The bomb, which could have been activated with a cellphone, was hidden inside the power supply for a ceiling light in the second floor of the Gran Rex theater, just where Uribe was expected to join a post-speech cocktail with business executives and other high-paying guests, according to Carlos Leiva, a secretary to judge Norberto Oyarbide, who is investigating the case.
“The police are still deactivating the artifact, but there is no risk of explosion,” Leiva told The Associated Press.
"It's a simple device, but enough to kill people who get near it," Oyarbide said, according to Argentine daily Clarín.
Uribe, a popular conservative in a region dominated by left-wing leaders, took a hard line against leftist rebels, leading to significant security gains.
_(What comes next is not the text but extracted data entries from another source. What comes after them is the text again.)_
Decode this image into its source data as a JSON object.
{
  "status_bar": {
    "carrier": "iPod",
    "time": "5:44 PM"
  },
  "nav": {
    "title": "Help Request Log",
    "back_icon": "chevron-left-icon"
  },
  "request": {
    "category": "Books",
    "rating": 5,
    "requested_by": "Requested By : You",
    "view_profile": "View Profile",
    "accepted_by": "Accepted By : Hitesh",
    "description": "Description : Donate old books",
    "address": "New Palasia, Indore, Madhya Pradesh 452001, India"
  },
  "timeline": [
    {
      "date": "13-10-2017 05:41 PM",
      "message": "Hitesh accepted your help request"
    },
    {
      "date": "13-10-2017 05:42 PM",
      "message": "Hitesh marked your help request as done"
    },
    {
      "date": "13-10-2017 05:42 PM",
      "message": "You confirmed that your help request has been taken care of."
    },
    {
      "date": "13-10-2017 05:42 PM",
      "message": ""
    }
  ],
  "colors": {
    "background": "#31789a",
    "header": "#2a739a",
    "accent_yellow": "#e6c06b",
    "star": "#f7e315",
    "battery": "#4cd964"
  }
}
But human rights activists blame him for unlawful killings by the military and for making peace with far-right militias who committed thousands of murders.
Earlier this week, a coalition of leftists and Colombians living in Argentina said the symposium’s organizers were falsely presenting Uribe as a great peacemaker who made Colombia highly attractive to foreign investment, and accused him of committing “the most atrocious crimes.”
Uribe’s close call comes just a week after an unsuccessful assassination attempt against his former interior minister, Fernando Londoño, who was injured in a car bomb attack in Bogotá, Colombia, on May 15. The bomb blast killed two of Londoño’s bodyguards and injured more than 30 people.